Furthermore, Welch says, Maal is translated in the LXX by huperano, and so provides an infallible authority for the usage and meaning of the word. Maal occurs in such passages as ‘In heaven above’ (Exod.20.4); ‘From his shoulders and upward’ (1 Sam.9.2); ‘The clouds above’ (Prov.8.28).” (italics in the original)

However, in looking up these references we notice that the Greek word used for maal in Exodus 20.4 and Proverbs 8.28 is not huperano but anoo and the word in 1 Samuel 9.2 is epanoo.

Mr. Welch himself, I suppose, would not tolerate such carelessness. He is himself rather intolerant of his critic who, according to him, had failed to give out the first occurrence of the word huperano in the LXX. This is how Mr. Welch expressed his shock at his critic’s research. “If we are investigating the usage of a particular word, and we profess to have given ‘all of the occurrences’, then the omission of one reference, especially one that militates against our own conclusions, is serious.” I suppose in the present context, Mr. Welch’s own carelessness is far more serious, given the circumstances.

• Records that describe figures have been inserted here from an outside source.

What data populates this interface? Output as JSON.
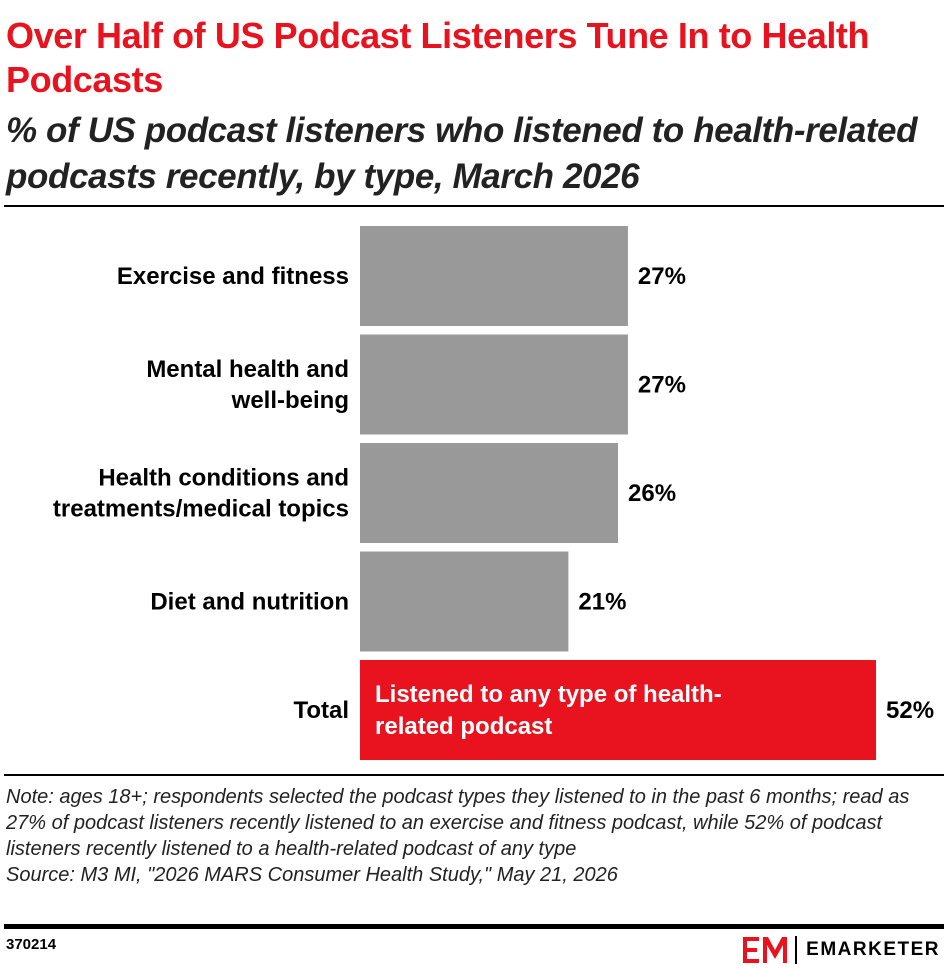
{
  "header": {
    "title": "Over Half of US Podcast Listeners Tune In to Health Podcasts",
    "subtitle": "% of US podcast listeners who listened to health-related podcasts recently, by type, March 2026"
  },
  "chart_data": {
    "type": "bar",
    "orientation": "horizontal",
    "categories": [
      [
        "Exercise and fitness"
      ],
      [
        "Mental health and",
        "well-being"
      ],
      [
        "Health conditions and",
        "treatments/medical topics"
      ],
      [
        "Diet and nutrition"
      ],
      [
        "Total"
      ]
    ],
    "values": [
      27,
      27,
      26,
      21,
      52
    ],
    "value_labels": [
      "27%",
      "27%",
      "26%",
      "21%",
      "52%"
    ],
    "bar_inner_text": [
      null,
      null,
      null,
      null,
      [
        "Listened to any type of health-",
        "related podcast"
      ]
    ],
    "colors": {
      "default": "#999999",
      "highlight": "#e8131e"
    },
    "highlight_index": 4,
    "xlim": [
      0,
      52
    ],
    "grid": false,
    "legend": "none"
  },
  "notes": {
    "note": "Note: ages 18+; respondents selected the podcast types they listened to in the past 6 months; read as 27% of podcast listeners recently listened to an exercise and fitness podcast, while 52% of podcast listeners recently listened to a health-related podcast of any type",
    "source": "Source: M3 MI, \"2026 MARS Consumer Health Study,\" May 21, 2026"
  },
  "footer": {
    "chart_id": "370214",
    "brand_name": "EMARKETER",
    "logo_icon": "em-logo-icon",
    "brand_color": "#e8131e"
  }
}
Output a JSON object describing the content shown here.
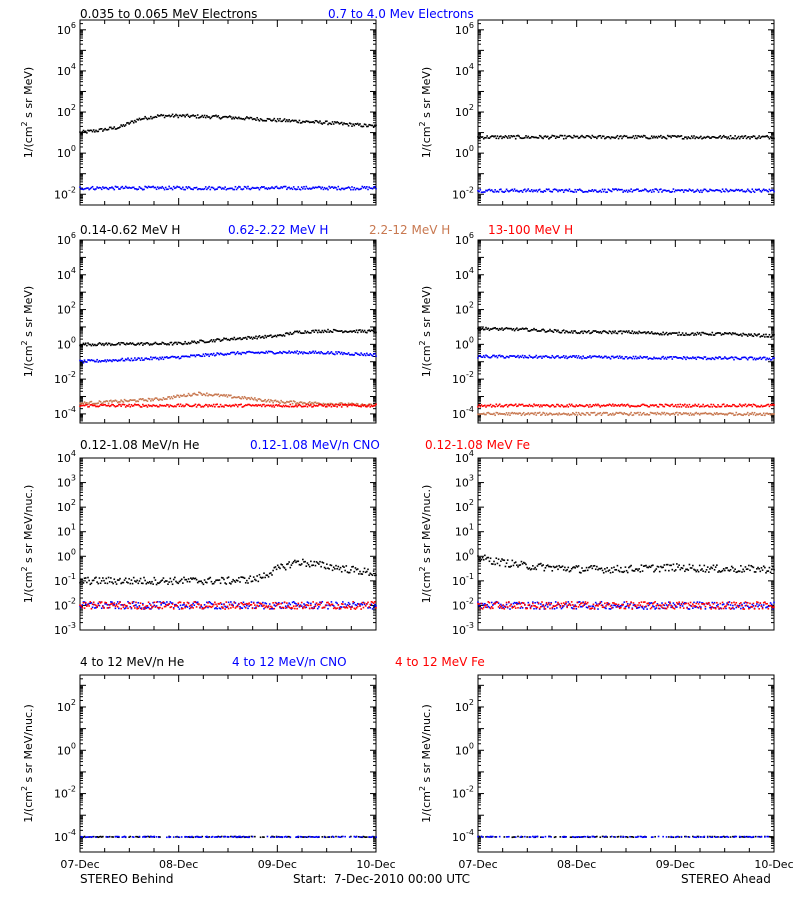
{
  "colors": {
    "black": "#000000",
    "blue": "#0000ff",
    "tan": "#c87850",
    "red": "#ff0000"
  },
  "x_axis": {
    "tick_labels": [
      "07-Dec",
      "08-Dec",
      "09-Dec",
      "10-Dec"
    ],
    "range_days": [
      0,
      3
    ],
    "minor_ticks_per_day": 4
  },
  "footer": {
    "left": "STEREO Behind",
    "center": "Start:  7-Dec-2010 00:00 UTC",
    "right": "STEREO Ahead"
  },
  "chart_data": [
    {
      "panel": "electrons-behind",
      "type": "scatter",
      "ylabel_prefix": "1/(cm",
      "ylabel_suffix": " s sr MeV)",
      "ylog": true,
      "ylim": [
        0.003,
        3000000
      ],
      "y_ticks": [
        {
          "m": "10",
          "e": "-2"
        },
        {
          "m": "10",
          "e": "0"
        },
        {
          "m": "10",
          "e": "2"
        },
        {
          "m": "10",
          "e": "4"
        },
        {
          "m": "10",
          "e": "6"
        }
      ],
      "legend": [
        {
          "text": "0.035 to 0.065 MeV Electrons",
          "color": "#000000"
        },
        {
          "text": "0.7 to 4.0 Mev Electrons",
          "color": "#0000ff"
        }
      ],
      "series": [
        {
          "color": "#000000",
          "x": [
            0,
            0.2,
            0.4,
            0.6,
            0.8,
            1.0,
            1.5,
            2.0,
            2.5,
            3.0
          ],
          "y": [
            10,
            13,
            18,
            45,
            65,
            65,
            55,
            40,
            30,
            20
          ]
        },
        {
          "color": "#0000ff",
          "x": [
            0,
            3
          ],
          "y": [
            0.02,
            0.02
          ]
        }
      ]
    },
    {
      "panel": "electrons-ahead",
      "type": "scatter",
      "ylabel_prefix": "1/(cm",
      "ylabel_suffix": " s sr MeV)",
      "ylog": true,
      "ylim": [
        0.003,
        3000000
      ],
      "y_ticks": [
        {
          "m": "10",
          "e": "-2"
        },
        {
          "m": "10",
          "e": "0"
        },
        {
          "m": "10",
          "e": "2"
        },
        {
          "m": "10",
          "e": "4"
        },
        {
          "m": "10",
          "e": "6"
        }
      ],
      "legend": [],
      "series": [
        {
          "color": "#000000",
          "x": [
            0,
            3
          ],
          "y": [
            6,
            6
          ]
        },
        {
          "color": "#0000ff",
          "x": [
            0,
            3
          ],
          "y": [
            0.015,
            0.015
          ]
        }
      ]
    },
    {
      "panel": "protons-behind",
      "type": "scatter",
      "ylabel_prefix": "1/(cm",
      "ylabel_suffix": " s sr MeV)",
      "ylog": true,
      "ylim": [
        3e-05,
        1000000
      ],
      "y_ticks": [
        {
          "m": "10",
          "e": "-4"
        },
        {
          "m": "10",
          "e": "-2"
        },
        {
          "m": "10",
          "e": "0"
        },
        {
          "m": "10",
          "e": "2"
        },
        {
          "m": "10",
          "e": "4"
        },
        {
          "m": "10",
          "e": "6"
        }
      ],
      "legend": [
        {
          "text": "0.14-0.62 MeV H",
          "color": "#000000"
        },
        {
          "text": "0.62-2.22 MeV H",
          "color": "#0000ff"
        },
        {
          "text": "2.2-12 MeV H",
          "color": "#c87850"
        },
        {
          "text": "13-100 MeV H",
          "color": "#ff0000"
        }
      ],
      "series": [
        {
          "color": "#000000",
          "x": [
            0,
            1.0,
            1.5,
            2.0,
            2.2,
            2.5,
            3.0
          ],
          "y": [
            1.0,
            1.1,
            2.0,
            3.0,
            5.0,
            6.0,
            5.5
          ]
        },
        {
          "color": "#0000ff",
          "x": [
            0,
            1.0,
            1.5,
            2.0,
            2.5,
            3.0
          ],
          "y": [
            0.1,
            0.18,
            0.3,
            0.35,
            0.33,
            0.25
          ]
        },
        {
          "color": "#c87850",
          "x": [
            0,
            0.8,
            1.2,
            1.6,
            2.0,
            3.0
          ],
          "y": [
            0.0004,
            0.0007,
            0.0015,
            0.0009,
            0.0005,
            0.0003
          ]
        },
        {
          "color": "#ff0000",
          "x": [
            0,
            3
          ],
          "y": [
            0.0003,
            0.0003
          ]
        }
      ]
    },
    {
      "panel": "protons-ahead",
      "type": "scatter",
      "ylabel_prefix": "1/(cm",
      "ylabel_suffix": " s sr MeV)",
      "ylog": true,
      "ylim": [
        3e-05,
        1000000
      ],
      "y_ticks": [
        {
          "m": "10",
          "e": "-4"
        },
        {
          "m": "10",
          "e": "-2"
        },
        {
          "m": "10",
          "e": "0"
        },
        {
          "m": "10",
          "e": "2"
        },
        {
          "m": "10",
          "e": "4"
        },
        {
          "m": "10",
          "e": "6"
        }
      ],
      "legend": [],
      "series": [
        {
          "color": "#000000",
          "x": [
            0,
            0.5,
            1.0,
            1.5,
            2.0,
            2.5,
            3.0
          ],
          "y": [
            8,
            7,
            5,
            5,
            4,
            4,
            3
          ]
        },
        {
          "color": "#0000ff",
          "x": [
            0,
            3
          ],
          "y": [
            0.2,
            0.15
          ]
        },
        {
          "color": "#c87850",
          "x": [
            0,
            3
          ],
          "y": [
            0.0001,
            0.0001
          ]
        },
        {
          "color": "#ff0000",
          "x": [
            0,
            3
          ],
          "y": [
            0.0003,
            0.0003
          ]
        }
      ]
    },
    {
      "panel": "heavy-low-behind",
      "type": "scatter",
      "ylabel_prefix": "1/(cm",
      "ylabel_suffix": " s sr MeV/nuc.)",
      "ylog": true,
      "ylim": [
        0.001,
        10000
      ],
      "y_ticks": [
        {
          "m": "10",
          "e": "-3"
        },
        {
          "m": "10",
          "e": "-2"
        },
        {
          "m": "10",
          "e": "-1"
        },
        {
          "m": "10",
          "e": "0"
        },
        {
          "m": "10",
          "e": "1"
        },
        {
          "m": "10",
          "e": "2"
        },
        {
          "m": "10",
          "e": "3"
        },
        {
          "m": "10",
          "e": "4"
        }
      ],
      "legend": [
        {
          "text": "0.12-1.08 MeV/n He",
          "color": "#000000"
        },
        {
          "text": "0.12-1.08 MeV/n CNO",
          "color": "#0000ff"
        },
        {
          "text": "0.12-1.08 MeV Fe",
          "color": "#ff0000"
        }
      ],
      "series": [
        {
          "color": "#000000",
          "x": [
            0,
            1.5,
            1.8,
            2.0,
            2.2,
            2.5,
            3.0
          ],
          "y": [
            0.1,
            0.1,
            0.12,
            0.3,
            0.6,
            0.4,
            0.2
          ]
        },
        {
          "color": "#0000ff",
          "x": [
            0,
            3
          ],
          "y": [
            0.01,
            0.01
          ]
        },
        {
          "color": "#ff0000",
          "x": [
            0,
            3
          ],
          "y": [
            0.01,
            0.01
          ]
        }
      ]
    },
    {
      "panel": "heavy-low-ahead",
      "type": "scatter",
      "ylabel_prefix": "1/(cm",
      "ylabel_suffix": " s sr MeV/nuc.)",
      "ylog": true,
      "ylim": [
        0.001,
        10000
      ],
      "y_ticks": [
        {
          "m": "10",
          "e": "-3"
        },
        {
          "m": "10",
          "e": "-2"
        },
        {
          "m": "10",
          "e": "-1"
        },
        {
          "m": "10",
          "e": "0"
        },
        {
          "m": "10",
          "e": "1"
        },
        {
          "m": "10",
          "e": "2"
        },
        {
          "m": "10",
          "e": "3"
        },
        {
          "m": "10",
          "e": "4"
        }
      ],
      "legend": [],
      "series": [
        {
          "color": "#000000",
          "x": [
            0,
            0.2,
            0.5,
            1.0,
            1.5,
            2.0,
            2.5,
            3.0
          ],
          "y": [
            0.9,
            0.6,
            0.4,
            0.3,
            0.3,
            0.35,
            0.3,
            0.3
          ]
        },
        {
          "color": "#0000ff",
          "x": [
            0,
            3
          ],
          "y": [
            0.01,
            0.01
          ]
        },
        {
          "color": "#ff0000",
          "x": [
            0,
            3
          ],
          "y": [
            0.01,
            0.01
          ]
        }
      ]
    },
    {
      "panel": "heavy-high-behind",
      "type": "scatter",
      "ylabel_prefix": "1/(cm",
      "ylabel_suffix": " s sr MeV/nuc.)",
      "ylog": true,
      "ylim": [
        2e-05,
        3000
      ],
      "y_ticks": [
        {
          "m": "10",
          "e": "-4"
        },
        {
          "m": "10",
          "e": "-2"
        },
        {
          "m": "10",
          "e": "0"
        },
        {
          "m": "10",
          "e": "2"
        }
      ],
      "legend": [
        {
          "text": "4 to 12 MeV/n He",
          "color": "#000000"
        },
        {
          "text": "4 to 12 MeV/n CNO",
          "color": "#0000ff"
        },
        {
          "text": "4 to 12 MeV Fe",
          "color": "#ff0000"
        }
      ],
      "series": [
        {
          "color": "#000000",
          "x": [
            0,
            3
          ],
          "y": [
            0.0001,
            0.0001
          ]
        },
        {
          "color": "#0000ff",
          "x": [
            0,
            3
          ],
          "y": [
            0.0001,
            0.0001
          ]
        }
      ]
    },
    {
      "panel": "heavy-high-ahead",
      "type": "scatter",
      "ylabel_prefix": "1/(cm",
      "ylabel_suffix": " s sr MeV/nuc.)",
      "ylog": true,
      "ylim": [
        2e-05,
        3000
      ],
      "y_ticks": [
        {
          "m": "10",
          "e": "-4"
        },
        {
          "m": "10",
          "e": "-2"
        },
        {
          "m": "10",
          "e": "0"
        },
        {
          "m": "10",
          "e": "2"
        }
      ],
      "legend": [],
      "series": [
        {
          "color": "#000000",
          "x": [
            0,
            3
          ],
          "y": [
            0.0001,
            0.0001
          ]
        },
        {
          "color": "#0000ff",
          "x": [
            0,
            3
          ],
          "y": [
            0.0001,
            0.0001
          ]
        }
      ]
    }
  ]
}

Later in another article entitled ‘The Cross’, Welch says in ‘The Berean Expositor’ volume 64 number 4, pg.78, “To any who see special meanings in numbers (and the numerics of the Bible are a wonderful fact), the number of occurrences of stauros, ‘cross’ in the New Testament, namely 28 or 7 x 4, will be suggestive.” But when we look up the Greek word stauros in the NT, we find it occurring not 28 times, but only 27 times. It does appear 28 times in our English KJV. But I suppose Mr. Welch would here be giving out the number of times the word ‘cross’ appears in the original, in order to draw any such significance. The occurrence of the ‘cross’ in Mark 10.21 is doubtful. Darby, in his translation, has put the last words ‘taking up the cross’ in italics as not being part of the original, as can be verified by checking any critical edition of the Greek NT. So if we exclude the English reference to the ‘cross’ in Mark 10.21, we end up with only 27 references to stauros in the NT.

In pointing this out we do not wish to take sides with those who see no significance at all in the numbers in Scripture; far from it. We would gladly own and admit that God has indeed hidden away very many precious truths in the Biblical numerical system, waiting only for the eye of faith to discover them. Interestingly, the number 27 is 3 raised to the power of 3.  And in Appendix 10 of The Companion Bible, EW Bullinger gives “27 = 33 Divinity intensified”.

In any case, for Mr. Welch to be so careless so as to state what he does with regard to the number of occurrences of stauros in the NT, is admittedly most lamentable. We would have least expected such oversights, to say the least, from such an one, who for exegesis and research, had a respected name, among others. We wish Mr. Welch was not so intolerant with oversights in others, which when seen in himself, is for this very reason, the more inexcusable.

One wonders if, when Welch’s research in giving out, what any college freshman could do without much difficulty, a list of words occurring in the Greek NT is found to be faulty and unreliable, there would remain any assurance to accept his interpretation or the spiritual insight of his writings?

Herein we see the wisdom of the apostle’s injunction to the believers at Thessalonica, to “Prove all things, hold fast that which is good.” Brethren, may the Lord enable us so to do and thus only will be found, guarding His Own Glory and Honour, our safest ground of richest blessing and comfort.